Traduzimos a matéria da jornalista Elena Llorente, com o relato da situação dos imigrantes que as organizações de resgate estão salvando nas águas mediterrâneas, mas que permanecem em situação dramática nos seus barcos, uma vez que as autoridades europeias, em especial as italianas, não autorizam o desembarque. A matéria foi publicada originalmente, com o título “Uma nave espanhola desafia Salvini pelos imigrantes”, no portal Página 12 no dia 5
N.B.
ELENA LLORENTE
Enquanto o ministro do Interior, Matteo Salvini, em roupas de banho e peito descoberto se faz fotografar em uma praia no norte de Itália com garotas de biquíni e todos os que quiserem tirar uma selfie com ele, os 121 imigrantes salvos na semana passada no Mediterrâneo pela nave espanhola Open Arms (de uma organização humanitária catalã), seguem esperando que o ministro lhes dê o ok para desembarcar. Salvini já disse que não lhes permitirá descer em terras italianas, tal como vem fazendo há meses com todas as naves de organizações de solidariedade que salvam migrantes no mar.
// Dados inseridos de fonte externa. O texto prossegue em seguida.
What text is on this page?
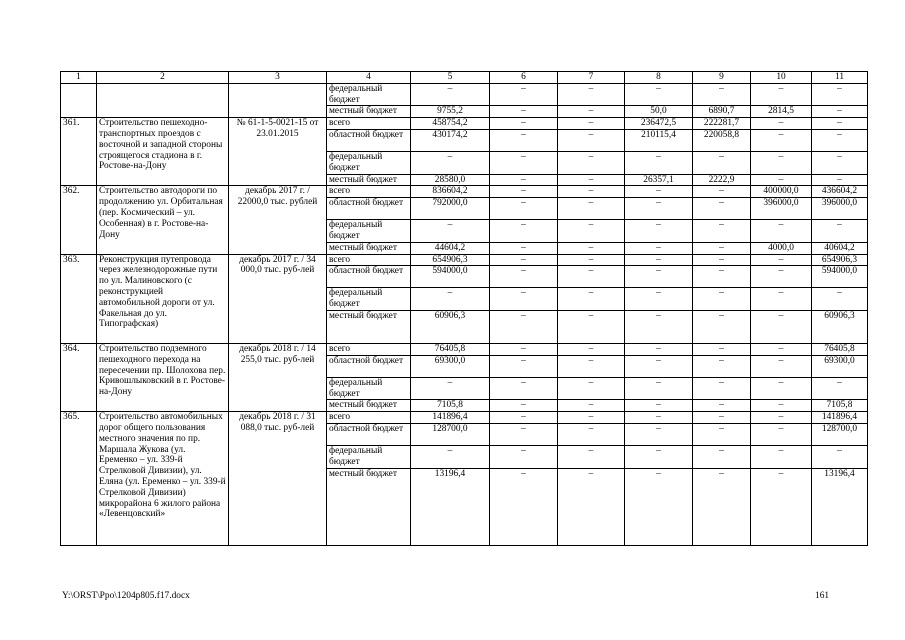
1	2	3	4	5	6	7	8	9	10	11
			федеральный бюджет	–	–	–	–	–	–	–
			местный бюджет	9755,2	–	–	50,0	6890,7	2814,5	–
361.	Строительство пешеходно-транспортных проездов с восточной и западной стороны строящегося стадиона в г. Ростове-на-Дону	№ 61-1-5-0021-15 от 23.01.2015	всего	458754,2	–	–	236472,5	222281,7	–	–
			областной бюджет	430174,2	–	–	210115,4	220058,8	–	–
			федеральный бюджет	–	–	–	–	–	–	–
			местный бюджет	28580,0	–	–	26357,1	2222,9	–	–
362.	Строительство автодороги по продолжению ул. Орбитальная (пер. Космический – ул. Особенная) в г. Ростове-на-Дону	декабрь 2017 г. / 22000,0 тыс. рублей	всего	836604,2	–	–	–	–	400000,0	436604,2
			областной бюджет	792000,0	–	–	–	–	396000,0	396000,0
			федеральный бюджет	–	–	–	–	–	–	–
			местный бюджет	44604,2	–	–	–	–	4000,0	40604,2
363.	Реконструкция путепровода через железнодорожные пути по ул. Малиновского (с реконструкцией автомобильной дороги от ул. Факельная до ул. Типографская)	декабрь 2017 г. / 34 000,0 тыс. руб-лей	всего	654906,3	–	–	–	–	–	654906,3
			областной бюджет	594000,0	–	–	–	–	–	594000,0
			федеральный бюджет	–	–	–	–	–	–	–
			местный бюджет	60906,3	–	–	–	–	–	60906,3
364.	Строительство подземного пешеходного перехода на пересечении пр. Шолохова пер. Кривошлыковский в г. Ростове-на-Дону	декабрь 2018 г. / 14 255,0 тыс. руб-лей	всего	76405,8	–	–	–	–	–	76405,8
			областной бюджет	69300,0	–	–	–	–	–	69300,0
			федеральный бюджет	–	–	–	–	–	–	–
			местный бюджет	7105,8	–	–	–	–	–	7105,8
365.	Строительство автомобильных дорог общего пользования местного значения по пр. Маршала Жукова (ул. Еременко – ул. 339-й Стрелковой Дивизии), ул. Еляна (ул. Еременко – ул. 339-й Стрелковой Дивизии) микрорайона 6 жилого района «Левенцовский»	декабрь 2018 г. / 31 088,0 тыс. руб-лей	всего	141896,4	–	–	–	–	–	141896,4
			областной бюджет	128700,0	–	–	–	–	–	128700,0
			федеральный бюджет	–	–	–	–	–	–	–
			местный бюджет	13196,4	–	–	–	–	–	13196,4
Y:\ORST\Ppo\1204p805.f17.docx	161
É assim que fez recentemente também com os 40 migrantes salvos pelo barco alemão Alan Kurdi. Estes, finalmente, hoje puderam desembarcar na ilha de Malta, depois que o governo do primeiro-ministro Joseph Muscat deu o visto.
Acerca da nave alemã, Salvini havia comentado furioso: “Me enviaram um email que vem da Comissão Europeia no qual há uma extorsão da parte do governo alemão que havia se comprometido a receber 30 imigrantes – de um total de 115 – salvos pela nave Gregoretti da Guarda Costeira Italiana. Agora dizem que os receberão se nós fizermos desembarcar os 40 da Alan Kurdi”.
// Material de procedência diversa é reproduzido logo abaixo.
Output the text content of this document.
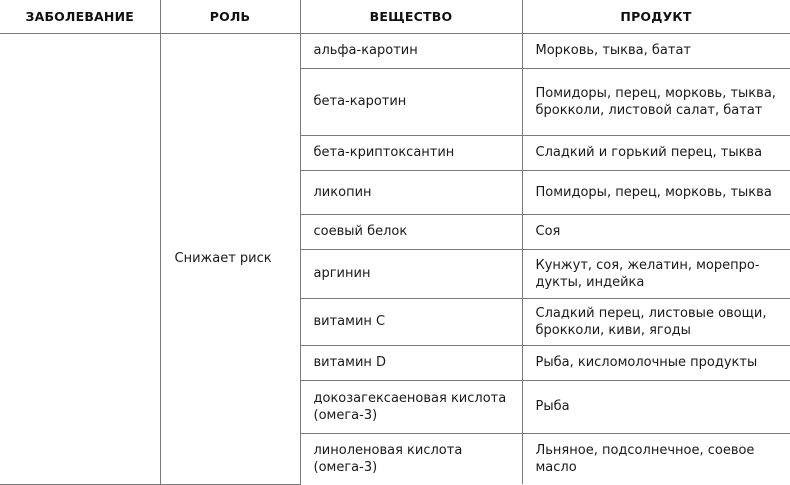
ЗАБОЛЕВАНИЕ	РОЛЬ	ВЕЩЕСТВО	ПРОДУКТ
	Снижает риск	альфа-каротин	Морковь, тыква, батат
		бета-каротин	Помидоры, перец, морковь, тыква, брокколи, листовой салат, батат
		бета-криптоксантин	Сладкий и горький перец, тыква
		ликопин	Помидоры, перец, морковь, тыква
		соевый белок	Соя
		аргинин	Кунжут, соя, желатин, морепродукты, индейка
		витамин C	Сладкий перец, листовые овощи, брокколи, киви, ягоды
		витамин D	Рыба, кисломолочные продукты
		докозагексаеновая кислота (омега-3)	Рыба
		линоленовая кислота (омега-3)	Льняное, подсолнечное, соевое масло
“Se entrarem em águas territoriais italianas sequestraremos a nave. Basta, já me deixaram farto. As naves serão sequestradas e subiremos a bordo”, concluiu Salvini. O ministro italiano pretende que os demais países europeus se encarreguem dos migrantes e não a Itália. Mas não foi necessária a intervenção italiana no caso de Alan Kurdi, como, de forma diferente sucedeu há alguns dias com a outra nave alemã, Sea Watch 3 e sua valente capitã Carola Rackete, porque Malta deu um passo adiante se encarregando da Alan Kurdi.
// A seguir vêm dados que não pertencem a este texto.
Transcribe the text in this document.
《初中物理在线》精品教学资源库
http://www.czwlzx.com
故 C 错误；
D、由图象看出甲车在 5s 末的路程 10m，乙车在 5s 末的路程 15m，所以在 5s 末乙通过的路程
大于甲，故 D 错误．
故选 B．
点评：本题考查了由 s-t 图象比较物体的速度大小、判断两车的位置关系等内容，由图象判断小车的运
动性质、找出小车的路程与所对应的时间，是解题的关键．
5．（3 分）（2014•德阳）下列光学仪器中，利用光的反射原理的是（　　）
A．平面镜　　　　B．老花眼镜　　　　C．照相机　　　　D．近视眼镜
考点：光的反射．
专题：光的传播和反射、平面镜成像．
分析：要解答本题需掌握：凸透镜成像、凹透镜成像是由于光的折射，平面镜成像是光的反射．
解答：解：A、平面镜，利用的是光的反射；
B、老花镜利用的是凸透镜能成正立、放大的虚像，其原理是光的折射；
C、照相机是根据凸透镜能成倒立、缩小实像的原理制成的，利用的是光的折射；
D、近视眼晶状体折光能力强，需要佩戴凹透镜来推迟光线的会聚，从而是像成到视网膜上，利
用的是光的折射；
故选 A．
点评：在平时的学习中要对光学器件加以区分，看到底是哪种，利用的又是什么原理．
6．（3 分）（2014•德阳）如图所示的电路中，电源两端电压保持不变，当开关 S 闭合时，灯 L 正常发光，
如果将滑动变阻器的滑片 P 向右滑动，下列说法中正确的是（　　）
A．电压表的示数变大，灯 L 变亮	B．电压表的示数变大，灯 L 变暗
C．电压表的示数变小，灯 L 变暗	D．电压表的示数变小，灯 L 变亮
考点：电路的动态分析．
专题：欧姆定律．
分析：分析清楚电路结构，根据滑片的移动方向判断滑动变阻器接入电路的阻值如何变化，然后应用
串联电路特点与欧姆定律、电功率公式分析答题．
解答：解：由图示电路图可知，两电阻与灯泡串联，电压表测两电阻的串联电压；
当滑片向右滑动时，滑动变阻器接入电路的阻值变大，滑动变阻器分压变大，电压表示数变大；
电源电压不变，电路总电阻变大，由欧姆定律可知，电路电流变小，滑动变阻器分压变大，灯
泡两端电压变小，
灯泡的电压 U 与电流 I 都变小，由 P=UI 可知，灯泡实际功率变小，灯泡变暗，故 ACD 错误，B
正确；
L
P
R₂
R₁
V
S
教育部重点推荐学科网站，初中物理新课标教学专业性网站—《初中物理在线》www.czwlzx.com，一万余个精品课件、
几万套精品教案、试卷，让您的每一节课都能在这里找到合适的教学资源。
Ainda está pendente, no entanto, o caso da Open Arms. Entre os 121 resgatados pela nave espanhola em duas ações – a primeira de 52 pessoas e a segunda de 69 – havia 16 mulheres e duas crianças, duas das mulheres grávidas nos oitavo e nono mês. Todos são provenientes da Líbia ainda que seus países de origem sejam majoritariamente subsaarianos. A Open Arms está navegando ainda entre a ilha italiana de Lampedusa e Malta. “É urgente e prioritário que se tenha um porto seguro”, escreveu em tuíte a organização catalã, sublinhando que os imigrantes a bordo “estão destruídos”, porque muitos deles passaram vários meses nos centros de detenção da Líbia e aí sofreram violências de todo tipo, inclusive estupros.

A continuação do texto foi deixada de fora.